Q. How will the RMP rule impact changes to OSHA's PSM update?

A. It won't. Both the OSHA PSM standard and the EPA RMP rule aim to prevent or minimize the
consequences of accidental chemical releases through implementation of management program
elements that integrate technologies, procedures, and management practices. In addition to
requiring implementation of management program elements, the RMP rule requires covered
sources to submit (to EPA) a document summarizing the source's risk management program -
called a Risk Management Plan (or RMP). The OSHA PSM standard and EPA RMP regulation are
closely aligned in content, policy interpretations, Agency guidance, and enforcement. Since the
inception of these regulations, EPA and OSHA have coordinated closely on their implementation
in order to minimize regulatory burden and avoid conflicting requirements for regulated facilities.

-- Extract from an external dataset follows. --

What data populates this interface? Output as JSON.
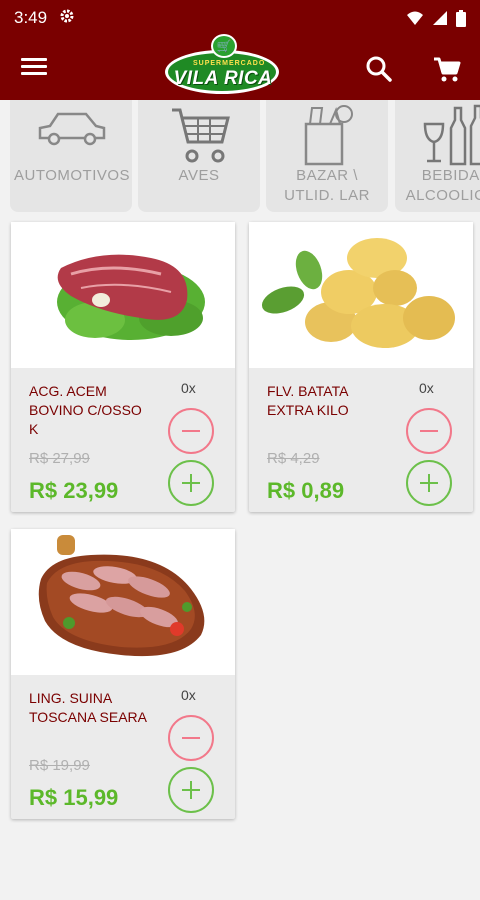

This coordination has continued throughout the development of this rule and on OSHA's initial
steps toward proposing potential changes to the PSM standard. The preamble to the final rule
describes topics where EPA's approach was specifically coordinated with other agencies including
OSHA, such as the regulation of AN and the use of the term "practicability" in lieu of "feasibility"
for the STAA provision.

EPA received several comments requesting that EPA withdraw its rulemaking and coordinate
more closely with OSHA. EPA has coordinated with OSHA in the development of the proposed
and final rules, in which OSHA participated in EPA's Small Business Advocacy Review (SBAR)
panel and EPA participated in OSHA's SBAR panel. OSHA has completed this SBAR panel as an
initial step toward proposing potential changes to the PSM standard, which may include some
changes that are similar to those in the final RMP rule. However, EPA does not believe it is
necessary to conduct its rulemaking on exactly the same timeline as OSHA. The 1990 CAA
Amendments contained separate timelines for the initial OSHA and EPA rulemakings and has no
provisions restricting timeframes for either agency amending its rules.